Never one to set his sights low, DeMint chose the audacious title "Saving Freedom" for a book he published last year.

DeMint's take-no-prisoners brand of politics led the National Review political journal to call him "Senator Tea Party" in a recent cover story. It's made him a hero among conservative activists nationwide.

DeMint's high-profile, high-stakes tactics have earned the ire of his political opponents: Obama has criticized him at White House briefings, while the Democratic National Committee has run TV ads ridiculing him.

In response to the uproar over his Waterloo dare of Obama last July, one DNC ad intoned: “Senator Jim DeMint is playing politics with our health care, putting the special interests in Washington ahead of South Carolina families and businesses.

DeMint, 58, has started appearing on the Sunday talk shows, long the domain of fellow S.C. Republican U.S. Sen. Lindsey Graham. "We'll find out in November who won or lost this (health care) battle," DeMint told CBS' "Face the Nation" last month.

DeMint, who owned a Greenville marketing firm before his election to the U.S. House in 1988, doesn't mind all the attention. "I'm proud of helping to raise the national awareness of the problems with wasteful spending," DeMint told McClatchy. "What I think I've done more than anything else as an individual senator is to help engage people all over the country."
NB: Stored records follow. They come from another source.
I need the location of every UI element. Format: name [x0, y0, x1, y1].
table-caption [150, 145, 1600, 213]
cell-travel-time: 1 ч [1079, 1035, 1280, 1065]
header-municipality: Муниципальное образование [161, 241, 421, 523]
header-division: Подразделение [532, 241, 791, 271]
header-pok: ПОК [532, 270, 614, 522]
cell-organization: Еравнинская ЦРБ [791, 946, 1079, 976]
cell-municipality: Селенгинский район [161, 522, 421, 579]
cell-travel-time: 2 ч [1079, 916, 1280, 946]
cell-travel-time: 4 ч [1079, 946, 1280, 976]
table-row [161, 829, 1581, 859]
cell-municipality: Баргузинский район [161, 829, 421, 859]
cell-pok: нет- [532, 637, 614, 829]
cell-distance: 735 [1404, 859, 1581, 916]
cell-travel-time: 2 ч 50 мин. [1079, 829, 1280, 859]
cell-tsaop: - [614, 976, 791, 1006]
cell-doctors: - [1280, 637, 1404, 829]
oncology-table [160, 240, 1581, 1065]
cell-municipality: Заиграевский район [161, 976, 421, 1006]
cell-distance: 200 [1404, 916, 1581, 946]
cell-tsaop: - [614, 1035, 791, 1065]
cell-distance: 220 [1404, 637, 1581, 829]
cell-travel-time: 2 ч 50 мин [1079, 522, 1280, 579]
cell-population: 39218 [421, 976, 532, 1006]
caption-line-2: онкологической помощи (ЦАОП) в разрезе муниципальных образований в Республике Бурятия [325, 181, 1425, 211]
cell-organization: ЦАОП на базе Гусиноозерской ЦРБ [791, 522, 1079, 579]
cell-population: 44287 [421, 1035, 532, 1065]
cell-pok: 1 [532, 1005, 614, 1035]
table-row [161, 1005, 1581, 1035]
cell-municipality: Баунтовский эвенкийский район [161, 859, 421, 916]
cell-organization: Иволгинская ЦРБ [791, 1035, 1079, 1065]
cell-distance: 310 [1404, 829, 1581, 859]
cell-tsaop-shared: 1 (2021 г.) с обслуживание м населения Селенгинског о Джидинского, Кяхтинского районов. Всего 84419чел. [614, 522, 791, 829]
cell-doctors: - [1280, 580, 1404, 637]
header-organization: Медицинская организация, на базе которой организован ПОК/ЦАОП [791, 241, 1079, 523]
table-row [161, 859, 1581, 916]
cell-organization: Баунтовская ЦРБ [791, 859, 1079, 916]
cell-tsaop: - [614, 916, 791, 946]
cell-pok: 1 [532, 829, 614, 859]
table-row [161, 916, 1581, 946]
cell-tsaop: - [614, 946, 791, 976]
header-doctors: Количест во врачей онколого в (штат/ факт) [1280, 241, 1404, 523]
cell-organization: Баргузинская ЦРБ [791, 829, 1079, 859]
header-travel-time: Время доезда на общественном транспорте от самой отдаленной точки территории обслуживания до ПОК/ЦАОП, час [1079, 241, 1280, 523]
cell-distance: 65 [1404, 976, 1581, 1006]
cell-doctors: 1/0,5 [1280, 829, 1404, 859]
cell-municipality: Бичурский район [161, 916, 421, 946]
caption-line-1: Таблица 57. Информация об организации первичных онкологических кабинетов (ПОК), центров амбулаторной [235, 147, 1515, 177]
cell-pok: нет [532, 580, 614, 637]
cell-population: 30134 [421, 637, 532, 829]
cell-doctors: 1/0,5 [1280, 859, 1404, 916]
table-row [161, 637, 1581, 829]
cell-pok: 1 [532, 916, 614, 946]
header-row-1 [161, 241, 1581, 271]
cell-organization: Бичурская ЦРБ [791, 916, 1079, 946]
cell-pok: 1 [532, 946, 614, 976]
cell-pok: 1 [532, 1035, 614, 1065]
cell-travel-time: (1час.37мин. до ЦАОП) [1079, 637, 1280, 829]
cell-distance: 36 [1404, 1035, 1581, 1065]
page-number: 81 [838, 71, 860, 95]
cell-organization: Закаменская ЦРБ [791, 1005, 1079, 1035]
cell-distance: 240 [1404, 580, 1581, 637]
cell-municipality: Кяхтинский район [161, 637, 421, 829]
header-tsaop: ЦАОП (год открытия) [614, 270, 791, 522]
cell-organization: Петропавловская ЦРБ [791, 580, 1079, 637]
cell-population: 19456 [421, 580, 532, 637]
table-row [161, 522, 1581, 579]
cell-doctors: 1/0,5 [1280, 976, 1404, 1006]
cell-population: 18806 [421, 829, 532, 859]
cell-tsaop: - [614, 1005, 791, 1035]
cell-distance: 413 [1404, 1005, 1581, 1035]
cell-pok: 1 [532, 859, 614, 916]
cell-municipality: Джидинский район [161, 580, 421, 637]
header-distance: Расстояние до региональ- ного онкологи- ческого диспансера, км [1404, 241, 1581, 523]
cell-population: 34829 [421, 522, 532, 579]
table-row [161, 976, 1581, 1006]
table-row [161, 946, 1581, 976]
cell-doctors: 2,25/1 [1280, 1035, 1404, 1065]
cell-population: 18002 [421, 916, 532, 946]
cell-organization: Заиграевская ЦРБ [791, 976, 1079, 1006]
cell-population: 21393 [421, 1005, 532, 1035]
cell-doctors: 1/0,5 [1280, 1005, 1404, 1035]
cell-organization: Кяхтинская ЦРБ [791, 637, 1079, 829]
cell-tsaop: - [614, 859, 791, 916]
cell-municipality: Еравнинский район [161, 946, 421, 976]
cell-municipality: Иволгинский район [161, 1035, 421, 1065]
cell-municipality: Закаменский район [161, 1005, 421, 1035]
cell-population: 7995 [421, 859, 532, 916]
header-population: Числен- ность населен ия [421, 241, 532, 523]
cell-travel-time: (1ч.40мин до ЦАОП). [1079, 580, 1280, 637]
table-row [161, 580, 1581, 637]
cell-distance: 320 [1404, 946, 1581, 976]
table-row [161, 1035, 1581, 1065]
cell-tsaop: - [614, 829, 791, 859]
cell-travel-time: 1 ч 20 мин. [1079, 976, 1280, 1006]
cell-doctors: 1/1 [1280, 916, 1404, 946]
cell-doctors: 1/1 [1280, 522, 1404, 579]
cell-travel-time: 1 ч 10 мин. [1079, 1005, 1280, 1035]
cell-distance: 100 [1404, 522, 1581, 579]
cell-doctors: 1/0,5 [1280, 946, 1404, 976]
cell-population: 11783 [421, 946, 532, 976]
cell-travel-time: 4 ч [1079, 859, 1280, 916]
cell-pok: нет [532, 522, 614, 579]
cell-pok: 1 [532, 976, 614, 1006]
It's virtually a foregone conclusion that DeMint will win the June 8 Republican Senate primary in a walkover: His only opponent is Susan Gaddy, a Charleston attorney and former Democrat who has never held elective office.

DeMint has more than $3.2 million in his campaign coffers. Gaddy barely beat the March 30 filing deadline to enter the race; as of Friday, she hadn't launched a campaign Web site.

While soft-spoken and almost demure in style, DeMint delights in poking a stick in the eyes of his political foes.

In February, while a record blizzard paralyzed the nation's capital, DeMint tweeted: "It's going to keep snowing in D.C. until Al Gore cries 'uncle.'"

Small matter that DeMint's barb flew in the face of science (global warming makes snowfall more likely because it increases atmospheric humidity); the dig was widely reported on political blogs.

Since Obama's historic inauguration 15 months ago, DeMint has been a relentless critic of the president.

As more than 1,000 delegates to the American Conservative Union roared in approval in February, DeMint accused Obama of trying “to sell socialism” to Americans and of leading a government “teetering toward tyranny.”

In a rare departure from his high-octane attacks on Obama, DeMint last July told "birthers," those who claim that Obama wasn't born in the United States, to get a life.

"He is my president, he deserves our respect, and we need to forget that nonsense," DeMint told the liberal-minded Huffington Post.

In an interview with McClatchy on Thursday, DeMint credited Obama with sending more troops to Afghanistan and taking a tough stance against terrorism there.

"I've been supportive of his policies in Afghanistan," DeMint said. "I'm a little concerned about his early withdrawal date, but showing strength there has been important."

But on Obama's signature domestic initiative, extending health insurance to 32 million Americans, DeMint remains defiant.

"I was one of the most prominent opponents helping Americans understand the negative aspects of that bill," DeMint said. "Certainly, the fact that a majority of Americans today believe that the health-care bill was a mistake indicates I've been effective."

That view is not shared by all Republicans.

David Frum, a former Bush speechwriter, singled DeMint out for criticism as a leader of the GOP "hardliners" who refused to negotiate with Obama over the health-care reforms.

"We followed the most radical voices in the party and the movement, and they led us to abject and irreversible defeat," Frum wrote last month after House passage of the landmark measure.

DeMint, though, is confident that the fall elections will redeem him - not only by returning him to office, but by sending many new Republican lawmakers to Washington.

"I believe (the health-care law) will ultimately be the demise of the Obama administration and the Democrats," he said. "I think we're going to see the results of that in November."